A UNIVERSITY in the United States, founded by the Episcopal Church and bankrolled by slave-traders, has embarked on a project to face up to its dark history and rededicate itself to reconciliation.
Sewanee: The University of the South, in Tennessee, is owned by the 28 southern dioceses of the Church, and was founded in 1857 by Bishop Leonidas Polk, an ardent supporter of slavery and a slave owner, who resigned his post to become a General in the Confederate army. The university was funded by John Armfield, who owned the largest slave-trading firm in the US in the 1830s.
The six-year project on slavery, race, and reconciliation is being led by Professor Woody Register, who chairs the university’s history department. “We are seeking to understand the university’s history more fully, and that means examining, instead of deflecting attention from, the centrality of slavery to the founding of the university,” he said.

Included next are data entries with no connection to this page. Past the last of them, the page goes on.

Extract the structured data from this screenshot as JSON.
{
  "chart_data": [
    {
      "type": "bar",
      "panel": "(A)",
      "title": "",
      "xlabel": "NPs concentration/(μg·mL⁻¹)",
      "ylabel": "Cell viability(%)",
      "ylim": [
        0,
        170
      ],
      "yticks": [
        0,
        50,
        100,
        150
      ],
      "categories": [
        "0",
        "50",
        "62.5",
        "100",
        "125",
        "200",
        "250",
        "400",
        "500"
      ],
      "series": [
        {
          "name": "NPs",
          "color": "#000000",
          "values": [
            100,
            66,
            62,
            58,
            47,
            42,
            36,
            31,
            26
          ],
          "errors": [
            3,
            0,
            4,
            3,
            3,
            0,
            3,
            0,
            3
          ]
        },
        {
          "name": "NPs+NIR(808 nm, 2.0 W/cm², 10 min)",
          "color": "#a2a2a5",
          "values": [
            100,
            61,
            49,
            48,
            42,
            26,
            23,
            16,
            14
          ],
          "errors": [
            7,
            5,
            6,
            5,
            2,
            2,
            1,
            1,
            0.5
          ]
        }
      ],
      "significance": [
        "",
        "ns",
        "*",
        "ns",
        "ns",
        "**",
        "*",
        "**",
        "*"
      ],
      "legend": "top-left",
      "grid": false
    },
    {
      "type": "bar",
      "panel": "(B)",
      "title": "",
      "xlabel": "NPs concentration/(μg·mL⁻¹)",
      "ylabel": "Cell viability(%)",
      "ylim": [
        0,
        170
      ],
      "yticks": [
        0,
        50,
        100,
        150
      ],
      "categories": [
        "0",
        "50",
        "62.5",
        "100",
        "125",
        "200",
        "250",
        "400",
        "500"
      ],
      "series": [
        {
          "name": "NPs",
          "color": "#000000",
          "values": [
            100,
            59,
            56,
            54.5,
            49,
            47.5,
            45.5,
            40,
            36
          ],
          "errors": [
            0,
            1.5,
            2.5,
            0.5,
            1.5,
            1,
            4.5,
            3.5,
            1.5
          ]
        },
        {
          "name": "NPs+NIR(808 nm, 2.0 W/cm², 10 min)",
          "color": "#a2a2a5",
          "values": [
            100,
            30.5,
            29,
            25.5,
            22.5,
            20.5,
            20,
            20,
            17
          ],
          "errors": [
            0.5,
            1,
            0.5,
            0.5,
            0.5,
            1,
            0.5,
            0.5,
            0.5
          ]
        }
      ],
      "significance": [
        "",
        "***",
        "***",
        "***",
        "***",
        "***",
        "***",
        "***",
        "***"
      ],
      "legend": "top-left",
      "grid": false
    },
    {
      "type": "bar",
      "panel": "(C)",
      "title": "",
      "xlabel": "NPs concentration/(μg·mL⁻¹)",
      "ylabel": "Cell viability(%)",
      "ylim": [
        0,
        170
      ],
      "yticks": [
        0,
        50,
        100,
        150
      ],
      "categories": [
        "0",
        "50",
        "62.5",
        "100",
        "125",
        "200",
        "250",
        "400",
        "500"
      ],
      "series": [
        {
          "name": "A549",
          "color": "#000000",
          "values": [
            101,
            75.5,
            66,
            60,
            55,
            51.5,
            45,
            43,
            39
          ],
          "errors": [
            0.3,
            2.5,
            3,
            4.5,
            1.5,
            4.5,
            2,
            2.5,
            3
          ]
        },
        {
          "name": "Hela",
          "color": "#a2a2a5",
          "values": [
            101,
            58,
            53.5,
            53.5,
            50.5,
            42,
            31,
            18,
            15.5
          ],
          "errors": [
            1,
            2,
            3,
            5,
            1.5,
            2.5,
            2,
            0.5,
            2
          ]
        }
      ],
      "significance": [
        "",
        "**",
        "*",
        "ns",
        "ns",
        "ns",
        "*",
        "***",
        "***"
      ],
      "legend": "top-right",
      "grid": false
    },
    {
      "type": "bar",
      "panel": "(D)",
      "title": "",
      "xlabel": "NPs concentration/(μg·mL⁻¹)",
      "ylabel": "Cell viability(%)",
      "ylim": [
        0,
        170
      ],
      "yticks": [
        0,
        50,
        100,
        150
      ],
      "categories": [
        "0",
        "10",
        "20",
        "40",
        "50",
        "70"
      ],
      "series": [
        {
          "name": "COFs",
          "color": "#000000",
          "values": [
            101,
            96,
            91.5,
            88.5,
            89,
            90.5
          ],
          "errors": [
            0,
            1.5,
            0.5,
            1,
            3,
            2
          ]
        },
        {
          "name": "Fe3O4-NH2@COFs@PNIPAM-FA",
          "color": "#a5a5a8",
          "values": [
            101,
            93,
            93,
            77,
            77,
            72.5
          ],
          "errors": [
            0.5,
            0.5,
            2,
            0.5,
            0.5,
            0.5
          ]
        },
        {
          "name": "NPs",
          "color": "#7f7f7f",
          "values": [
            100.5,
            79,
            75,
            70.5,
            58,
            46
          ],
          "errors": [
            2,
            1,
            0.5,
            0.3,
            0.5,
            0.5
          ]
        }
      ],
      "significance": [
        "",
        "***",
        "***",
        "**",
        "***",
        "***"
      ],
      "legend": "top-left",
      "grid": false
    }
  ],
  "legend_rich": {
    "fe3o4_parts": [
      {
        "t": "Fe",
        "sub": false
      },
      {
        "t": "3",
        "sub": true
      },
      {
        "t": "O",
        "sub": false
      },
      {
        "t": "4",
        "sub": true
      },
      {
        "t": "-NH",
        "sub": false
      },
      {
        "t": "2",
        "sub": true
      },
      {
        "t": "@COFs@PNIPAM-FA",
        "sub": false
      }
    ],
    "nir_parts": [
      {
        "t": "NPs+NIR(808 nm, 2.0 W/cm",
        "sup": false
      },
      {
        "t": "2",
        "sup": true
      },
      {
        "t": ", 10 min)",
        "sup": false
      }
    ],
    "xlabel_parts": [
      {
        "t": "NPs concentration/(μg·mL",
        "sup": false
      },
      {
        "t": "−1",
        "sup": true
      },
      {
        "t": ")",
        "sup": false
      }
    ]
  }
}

“Our six-year project launched last spring with the aim to investigate the university’s dense entanglement in the slaveholding order of the antebellum era, and to carry that investigation forward to consider the actions of the university and its supporters that contributed materially and intellectually to racial injustice in the century afterward.
“Our additional aim is to prepare the necessary ground for a new era of reconciliation across the Sewanee community — a reconciliation founded on a frank acknowledgement of the university’s deep involvement in the creation of a post-Civil War American society based on racial subordination and inequality.”
CAROLINE CARSONThis monument to Edmund Kirby-Smith was moved last year to the University of the South’s cemetery
The project will also look at the physical monuments to slave owners that litter the university and its grounds. The violence in Charlottesville at a white supremacist, Confederate rally last summer sparked a national debate over Confederate imagery in public places in the South (News, 25, 18 August).
Three days after the violence at Charlottesville, the descendants of General Edmund Kirby Smith, a former maths professor at the university, asked Sewanee to relocate a monument to him, and it was moved to his grave.
Professor Register said that the project may make recommendations “about specific places and memorials on campus”, but would not do so without a “full investigation into the history of the objects and places under consideration”.
He went on: “Those of us working with the project have not made any decisions about renaming monuments or memorials on our campus, but I should make clear that our task is to make a recommendation of a general set of policies and principles that would guide such decisions.
“These recommendations will be presented in draft form to our students, alumni, faculty, and governing boards and administration, and we will be wanting to hear from all these groups before we submit a final document. We still are in the midst of this process.”